I want to, before getting into detail about memory, I want to review some basic distinctions in memory when we talk about memory. So crudely, you could make a distinction between sensory memory, short-term memory, which is also known as working memory, and long-term memory. Sensory memory is a residue in your senses. There's a flash of lightning. You might see an afterimage. That afterimage is your sensory memory. There's somewhat of a longer echoic memory for sounds. So as somebody is talking to you even if you're not paying attention you'll store a few seconds of what they're saying, which is sometimes, when somebody's talking to you and you're not listening to them and they say, "You're not listening to me." And you say, "No. You were talking about--" and pick up the last couple of seconds from echoic memory. There's short-term memory.

Anybody remember what I just said? If you did, that's short-term memory--spans for a few minutes. And then there's long-term memory. Anybody know who Elvis is? Do you know your name? Do you know where you live? Your long-term memory store that you walk around with and you're not going to lose right away. When we think about amnesia in the movie sense, we think of a certain loss of long-term memory associated with autobiographical personal events.

There is a distinction between implicit and explicit, which we'll talk about it in more detail. But explicit, crudely, is what you have conscious access to. So, what you had for dinner last night. You could think back and say, "I had this for dinner last night." Implicit is more unconscious. What the word--what certain word--what the word "had" means, how to walk, how to ride a bicycle, that you might not be able to articulate and might not even be conscious of but still have access to.
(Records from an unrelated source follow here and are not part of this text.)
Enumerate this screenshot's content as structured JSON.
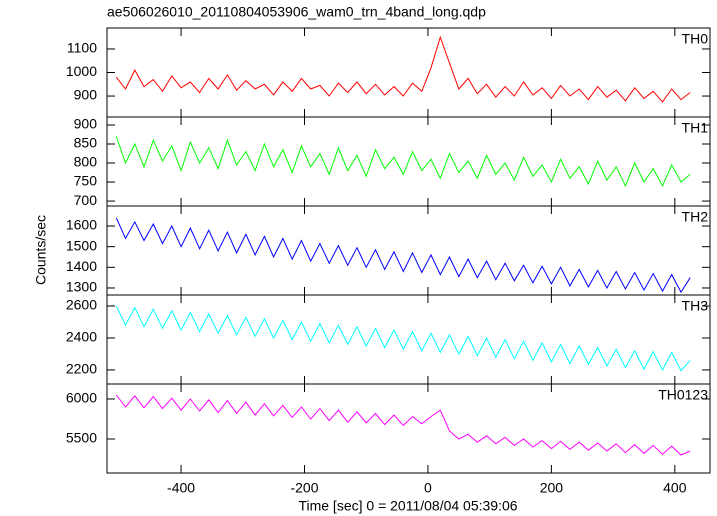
{
  "chart_data": {
    "type": "line",
    "title": "ae506026010_20110804053906_wam0_trn_4band_long.qdp",
    "x_label": "Time [sec] 0 = 2011/08/04 05:39:06",
    "y_label": "Counts/sec",
    "xlim": [
      -520,
      457
    ],
    "xticks": [
      -400,
      -200,
      0,
      200,
      400
    ],
    "x": [
      -505,
      -490,
      -475,
      -460,
      -445,
      -430,
      -415,
      -400,
      -385,
      -370,
      -355,
      -340,
      -325,
      -310,
      -295,
      -280,
      -265,
      -250,
      -235,
      -220,
      -205,
      -190,
      -175,
      -160,
      -145,
      -130,
      -115,
      -100,
      -85,
      -70,
      -55,
      -40,
      -25,
      -10,
      5,
      20,
      35,
      50,
      65,
      80,
      95,
      110,
      125,
      140,
      155,
      170,
      185,
      200,
      215,
      230,
      245,
      260,
      275,
      290,
      305,
      320,
      335,
      350,
      365,
      380,
      395,
      410,
      425
    ],
    "series": [
      {
        "name": "TH0",
        "color": "#ff0000",
        "ylim": [
          811,
          1189
        ],
        "yticks": [
          900,
          1000,
          1100
        ],
        "values": [
          980,
          930,
          1010,
          940,
          970,
          920,
          985,
          935,
          960,
          915,
          975,
          930,
          990,
          925,
          965,
          930,
          950,
          905,
          960,
          920,
          975,
          930,
          945,
          900,
          955,
          915,
          960,
          910,
          950,
          905,
          940,
          900,
          955,
          920,
          1020,
          1150,
          1040,
          930,
          975,
          910,
          950,
          895,
          940,
          900,
          960,
          905,
          935,
          890,
          945,
          900,
          930,
          885,
          940,
          895,
          925,
          880,
          935,
          890,
          920,
          875,
          930,
          885,
          915
        ]
      },
      {
        "name": "TH1",
        "color": "#00ff00",
        "ylim": [
          687,
          921
        ],
        "yticks": [
          700,
          750,
          800,
          850,
          900
        ],
        "values": [
          870,
          800,
          850,
          790,
          860,
          805,
          845,
          780,
          855,
          800,
          840,
          785,
          860,
          795,
          830,
          780,
          850,
          790,
          835,
          775,
          845,
          790,
          825,
          770,
          840,
          780,
          820,
          765,
          835,
          785,
          815,
          770,
          830,
          780,
          810,
          760,
          825,
          775,
          805,
          760,
          820,
          770,
          800,
          755,
          815,
          765,
          795,
          750,
          810,
          760,
          790,
          745,
          805,
          755,
          790,
          740,
          800,
          750,
          785,
          740,
          795,
          750,
          770
        ]
      },
      {
        "name": "TH2",
        "color": "#0000ff",
        "ylim": [
          1266,
          1697
        ],
        "yticks": [
          1300,
          1400,
          1500,
          1600
        ],
        "values": [
          1640,
          1540,
          1620,
          1530,
          1610,
          1515,
          1600,
          1500,
          1590,
          1490,
          1580,
          1480,
          1570,
          1470,
          1560,
          1460,
          1550,
          1450,
          1540,
          1440,
          1530,
          1430,
          1515,
          1420,
          1505,
          1410,
          1495,
          1400,
          1485,
          1390,
          1475,
          1380,
          1470,
          1375,
          1460,
          1365,
          1450,
          1355,
          1440,
          1350,
          1430,
          1340,
          1420,
          1335,
          1410,
          1325,
          1405,
          1320,
          1400,
          1310,
          1390,
          1305,
          1385,
          1300,
          1380,
          1295,
          1375,
          1290,
          1370,
          1285,
          1365,
          1280,
          1350
        ]
      },
      {
        "name": "TH3",
        "color": "#00ffff",
        "ylim": [
          2112,
          2669
        ],
        "yticks": [
          2200,
          2400,
          2600
        ],
        "values": [
          2600,
          2480,
          2590,
          2470,
          2580,
          2460,
          2570,
          2450,
          2560,
          2440,
          2550,
          2430,
          2540,
          2420,
          2530,
          2410,
          2520,
          2400,
          2510,
          2390,
          2500,
          2380,
          2490,
          2370,
          2480,
          2360,
          2470,
          2350,
          2460,
          2340,
          2450,
          2330,
          2440,
          2320,
          2430,
          2310,
          2420,
          2300,
          2410,
          2290,
          2400,
          2280,
          2390,
          2270,
          2380,
          2260,
          2370,
          2250,
          2360,
          2240,
          2350,
          2235,
          2340,
          2225,
          2330,
          2215,
          2320,
          2205,
          2315,
          2200,
          2310,
          2195,
          2260
        ]
      },
      {
        "name": "TH0123",
        "color": "#ff00ff",
        "ylim": [
          5075,
          6187
        ],
        "yticks": [
          5500,
          6000
        ],
        "values": [
          6050,
          5900,
          6040,
          5890,
          6030,
          5880,
          6010,
          5860,
          6000,
          5850,
          5990,
          5830,
          5980,
          5820,
          5960,
          5800,
          5940,
          5790,
          5920,
          5770,
          5900,
          5750,
          5880,
          5730,
          5860,
          5710,
          5840,
          5700,
          5820,
          5680,
          5800,
          5670,
          5780,
          5690,
          5780,
          5860,
          5600,
          5500,
          5560,
          5460,
          5540,
          5440,
          5520,
          5420,
          5500,
          5400,
          5480,
          5380,
          5470,
          5370,
          5460,
          5360,
          5450,
          5350,
          5440,
          5330,
          5430,
          5320,
          5420,
          5310,
          5410,
          5300,
          5350
        ]
      }
    ]
  }
}
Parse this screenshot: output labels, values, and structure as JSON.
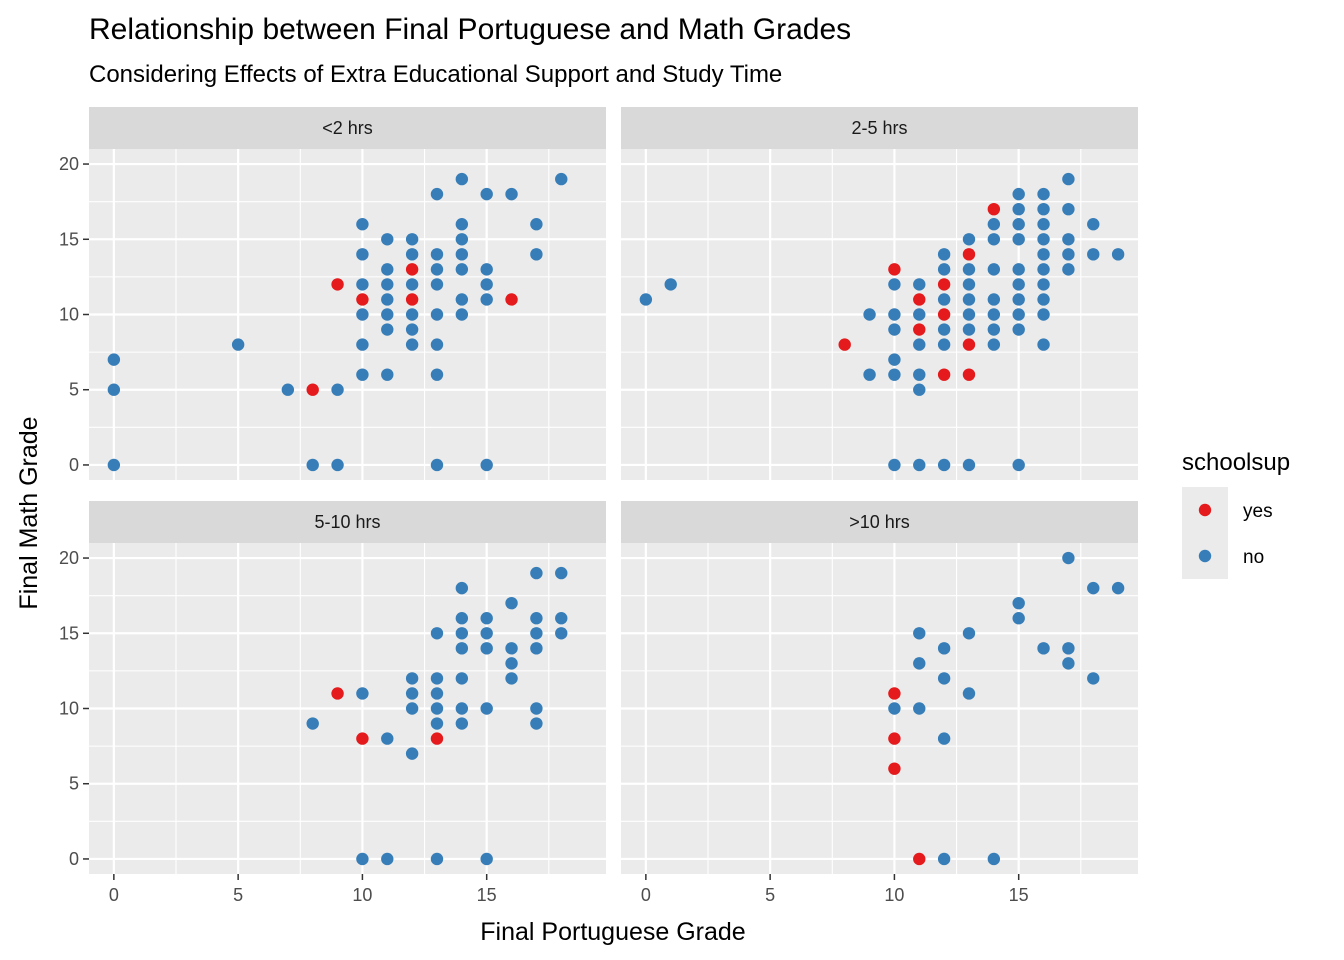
{
  "chart_data": {
    "type": "scatter",
    "title": "Relationship between Final Portuguese and Math Grades",
    "subtitle": "Considering Effects of Extra Educational Support and Study Time",
    "xlabel": "Final Portuguese Grade",
    "ylabel": "Final Math Grade",
    "xlim": [
      -1,
      19.8
    ],
    "ylim": [
      -1,
      21
    ],
    "x_ticks": [
      0,
      5,
      10,
      15
    ],
    "y_ticks": [
      0,
      5,
      10,
      15,
      20
    ],
    "grid": true,
    "legend": {
      "title": "schoolsup",
      "placement": "right",
      "entries": [
        {
          "label": "yes",
          "color": "#e41a1c"
        },
        {
          "label": "no",
          "color": "#377eb8"
        }
      ]
    },
    "colors": {
      "yes": "#e41a1c",
      "no": "#377eb8"
    },
    "facets": [
      {
        "label": "<2 hrs",
        "points": [
          [
            0,
            7,
            "no"
          ],
          [
            0,
            5,
            "no"
          ],
          [
            0,
            0,
            "no"
          ],
          [
            5,
            8,
            "no"
          ],
          [
            7,
            5,
            "no"
          ],
          [
            8,
            5,
            "yes"
          ],
          [
            8,
            0,
            "no"
          ],
          [
            9,
            12,
            "yes"
          ],
          [
            9,
            5,
            "no"
          ],
          [
            9,
            0,
            "no"
          ],
          [
            10,
            16,
            "no"
          ],
          [
            10,
            14,
            "no"
          ],
          [
            10,
            12,
            "no"
          ],
          [
            10,
            11,
            "yes"
          ],
          [
            10,
            10,
            "no"
          ],
          [
            10,
            8,
            "no"
          ],
          [
            10,
            6,
            "no"
          ],
          [
            11,
            15,
            "no"
          ],
          [
            11,
            13,
            "no"
          ],
          [
            11,
            12,
            "no"
          ],
          [
            11,
            11,
            "no"
          ],
          [
            11,
            10,
            "no"
          ],
          [
            11,
            9,
            "no"
          ],
          [
            11,
            6,
            "no"
          ],
          [
            12,
            15,
            "no"
          ],
          [
            12,
            14,
            "no"
          ],
          [
            12,
            13,
            "yes"
          ],
          [
            12,
            12,
            "no"
          ],
          [
            12,
            11,
            "yes"
          ],
          [
            12,
            10,
            "no"
          ],
          [
            12,
            9,
            "no"
          ],
          [
            12,
            8,
            "no"
          ],
          [
            13,
            18,
            "no"
          ],
          [
            13,
            14,
            "no"
          ],
          [
            13,
            13,
            "no"
          ],
          [
            13,
            12,
            "no"
          ],
          [
            13,
            10,
            "no"
          ],
          [
            13,
            8,
            "no"
          ],
          [
            13,
            6,
            "no"
          ],
          [
            13,
            0,
            "no"
          ],
          [
            14,
            19,
            "no"
          ],
          [
            14,
            16,
            "no"
          ],
          [
            14,
            15,
            "no"
          ],
          [
            14,
            14,
            "no"
          ],
          [
            14,
            13,
            "no"
          ],
          [
            14,
            11,
            "no"
          ],
          [
            14,
            10,
            "no"
          ],
          [
            15,
            18,
            "no"
          ],
          [
            15,
            13,
            "no"
          ],
          [
            15,
            12,
            "no"
          ],
          [
            15,
            11,
            "no"
          ],
          [
            15,
            0,
            "no"
          ],
          [
            16,
            18,
            "no"
          ],
          [
            16,
            11,
            "yes"
          ],
          [
            17,
            16,
            "no"
          ],
          [
            17,
            14,
            "no"
          ],
          [
            18,
            19,
            "no"
          ]
        ]
      },
      {
        "label": "2-5 hrs",
        "points": [
          [
            0,
            11,
            "no"
          ],
          [
            1,
            12,
            "no"
          ],
          [
            8,
            8,
            "yes"
          ],
          [
            9,
            10,
            "no"
          ],
          [
            9,
            6,
            "no"
          ],
          [
            10,
            13,
            "yes"
          ],
          [
            10,
            12,
            "no"
          ],
          [
            10,
            10,
            "no"
          ],
          [
            10,
            9,
            "no"
          ],
          [
            10,
            7,
            "no"
          ],
          [
            10,
            6,
            "no"
          ],
          [
            10,
            0,
            "no"
          ],
          [
            11,
            12,
            "no"
          ],
          [
            11,
            11,
            "yes"
          ],
          [
            11,
            10,
            "no"
          ],
          [
            11,
            9,
            "yes"
          ],
          [
            11,
            8,
            "no"
          ],
          [
            11,
            6,
            "no"
          ],
          [
            11,
            5,
            "no"
          ],
          [
            11,
            0,
            "no"
          ],
          [
            12,
            14,
            "no"
          ],
          [
            12,
            13,
            "no"
          ],
          [
            12,
            12,
            "yes"
          ],
          [
            12,
            11,
            "no"
          ],
          [
            12,
            10,
            "yes"
          ],
          [
            12,
            9,
            "no"
          ],
          [
            12,
            8,
            "no"
          ],
          [
            12,
            6,
            "yes"
          ],
          [
            12,
            0,
            "no"
          ],
          [
            13,
            15,
            "no"
          ],
          [
            13,
            14,
            "yes"
          ],
          [
            13,
            13,
            "no"
          ],
          [
            13,
            12,
            "no"
          ],
          [
            13,
            11,
            "no"
          ],
          [
            13,
            10,
            "no"
          ],
          [
            13,
            9,
            "no"
          ],
          [
            13,
            8,
            "yes"
          ],
          [
            13,
            6,
            "yes"
          ],
          [
            13,
            0,
            "no"
          ],
          [
            14,
            17,
            "yes"
          ],
          [
            14,
            16,
            "no"
          ],
          [
            14,
            15,
            "no"
          ],
          [
            14,
            13,
            "no"
          ],
          [
            14,
            11,
            "no"
          ],
          [
            14,
            10,
            "no"
          ],
          [
            14,
            9,
            "no"
          ],
          [
            14,
            8,
            "no"
          ],
          [
            15,
            18,
            "no"
          ],
          [
            15,
            17,
            "no"
          ],
          [
            15,
            16,
            "no"
          ],
          [
            15,
            15,
            "no"
          ],
          [
            15,
            13,
            "no"
          ],
          [
            15,
            12,
            "no"
          ],
          [
            15,
            11,
            "no"
          ],
          [
            15,
            10,
            "no"
          ],
          [
            15,
            9,
            "no"
          ],
          [
            15,
            0,
            "no"
          ],
          [
            16,
            18,
            "no"
          ],
          [
            16,
            17,
            "no"
          ],
          [
            16,
            16,
            "no"
          ],
          [
            16,
            15,
            "no"
          ],
          [
            16,
            14,
            "no"
          ],
          [
            16,
            13,
            "no"
          ],
          [
            16,
            12,
            "no"
          ],
          [
            16,
            11,
            "no"
          ],
          [
            16,
            10,
            "no"
          ],
          [
            16,
            8,
            "no"
          ],
          [
            17,
            19,
            "no"
          ],
          [
            17,
            17,
            "no"
          ],
          [
            17,
            15,
            "no"
          ],
          [
            17,
            14,
            "no"
          ],
          [
            17,
            13,
            "no"
          ],
          [
            18,
            16,
            "no"
          ],
          [
            18,
            14,
            "no"
          ],
          [
            19,
            14,
            "no"
          ]
        ]
      },
      {
        "label": "5-10 hrs",
        "points": [
          [
            8,
            9,
            "no"
          ],
          [
            9,
            11,
            "yes"
          ],
          [
            10,
            11,
            "no"
          ],
          [
            10,
            8,
            "yes"
          ],
          [
            10,
            0,
            "no"
          ],
          [
            11,
            8,
            "no"
          ],
          [
            11,
            0,
            "no"
          ],
          [
            12,
            12,
            "no"
          ],
          [
            12,
            11,
            "no"
          ],
          [
            12,
            10,
            "no"
          ],
          [
            12,
            7,
            "no"
          ],
          [
            13,
            15,
            "no"
          ],
          [
            13,
            12,
            "no"
          ],
          [
            13,
            11,
            "no"
          ],
          [
            13,
            10,
            "no"
          ],
          [
            13,
            9,
            "no"
          ],
          [
            13,
            8,
            "yes"
          ],
          [
            13,
            0,
            "no"
          ],
          [
            14,
            18,
            "no"
          ],
          [
            14,
            16,
            "no"
          ],
          [
            14,
            15,
            "no"
          ],
          [
            14,
            14,
            "no"
          ],
          [
            14,
            12,
            "no"
          ],
          [
            14,
            10,
            "no"
          ],
          [
            14,
            9,
            "no"
          ],
          [
            15,
            16,
            "no"
          ],
          [
            15,
            15,
            "no"
          ],
          [
            15,
            14,
            "no"
          ],
          [
            15,
            10,
            "no"
          ],
          [
            15,
            0,
            "no"
          ],
          [
            16,
            17,
            "no"
          ],
          [
            16,
            14,
            "no"
          ],
          [
            16,
            13,
            "no"
          ],
          [
            16,
            12,
            "no"
          ],
          [
            17,
            19,
            "no"
          ],
          [
            17,
            16,
            "no"
          ],
          [
            17,
            15,
            "no"
          ],
          [
            17,
            14,
            "no"
          ],
          [
            17,
            10,
            "no"
          ],
          [
            17,
            9,
            "no"
          ],
          [
            18,
            19,
            "no"
          ],
          [
            18,
            16,
            "no"
          ],
          [
            18,
            15,
            "no"
          ]
        ]
      },
      {
        "label": ">10 hrs",
        "points": [
          [
            10,
            11,
            "yes"
          ],
          [
            10,
            10,
            "no"
          ],
          [
            10,
            8,
            "yes"
          ],
          [
            10,
            6,
            "yes"
          ],
          [
            11,
            15,
            "no"
          ],
          [
            11,
            13,
            "no"
          ],
          [
            11,
            10,
            "no"
          ],
          [
            11,
            0,
            "yes"
          ],
          [
            12,
            14,
            "no"
          ],
          [
            12,
            12,
            "no"
          ],
          [
            12,
            8,
            "no"
          ],
          [
            12,
            0,
            "no"
          ],
          [
            13,
            15,
            "no"
          ],
          [
            13,
            11,
            "no"
          ],
          [
            14,
            0,
            "no"
          ],
          [
            15,
            17,
            "no"
          ],
          [
            15,
            16,
            "no"
          ],
          [
            16,
            14,
            "no"
          ],
          [
            17,
            20,
            "no"
          ],
          [
            17,
            14,
            "no"
          ],
          [
            17,
            13,
            "no"
          ],
          [
            18,
            18,
            "no"
          ],
          [
            18,
            12,
            "no"
          ],
          [
            19,
            18,
            "no"
          ]
        ]
      }
    ]
  }
}
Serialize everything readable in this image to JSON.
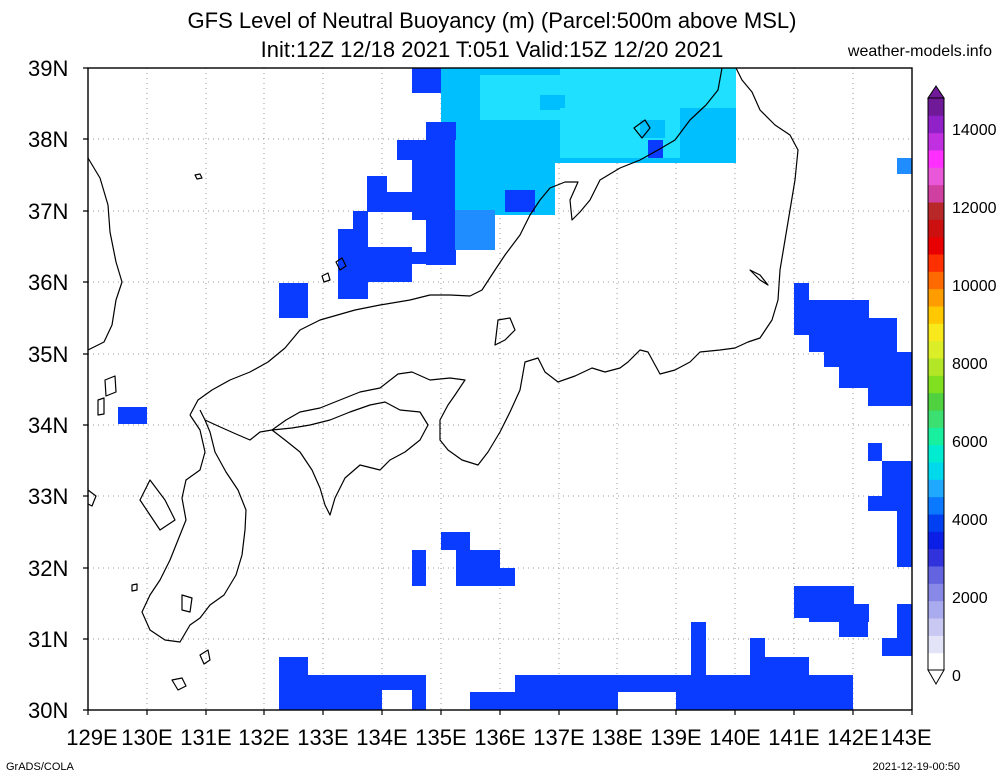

There's a distinction between semantic memory and episodic memory. Semantic memory is basically facts, what a word means, what's the capital of Canada, and so on. Episodic is autobiography, is what happened to you. That Yale is in New Haven is semantic. That you went on vacation away from New Haven last week, it would be episodic. There is encoding stores and retrieval, which refers to different levels of what happens in memory. Encoding is getting the memory in, as when you study for a test or you have an experience. And storage is holding the memory. And retrieval is getting the memory out.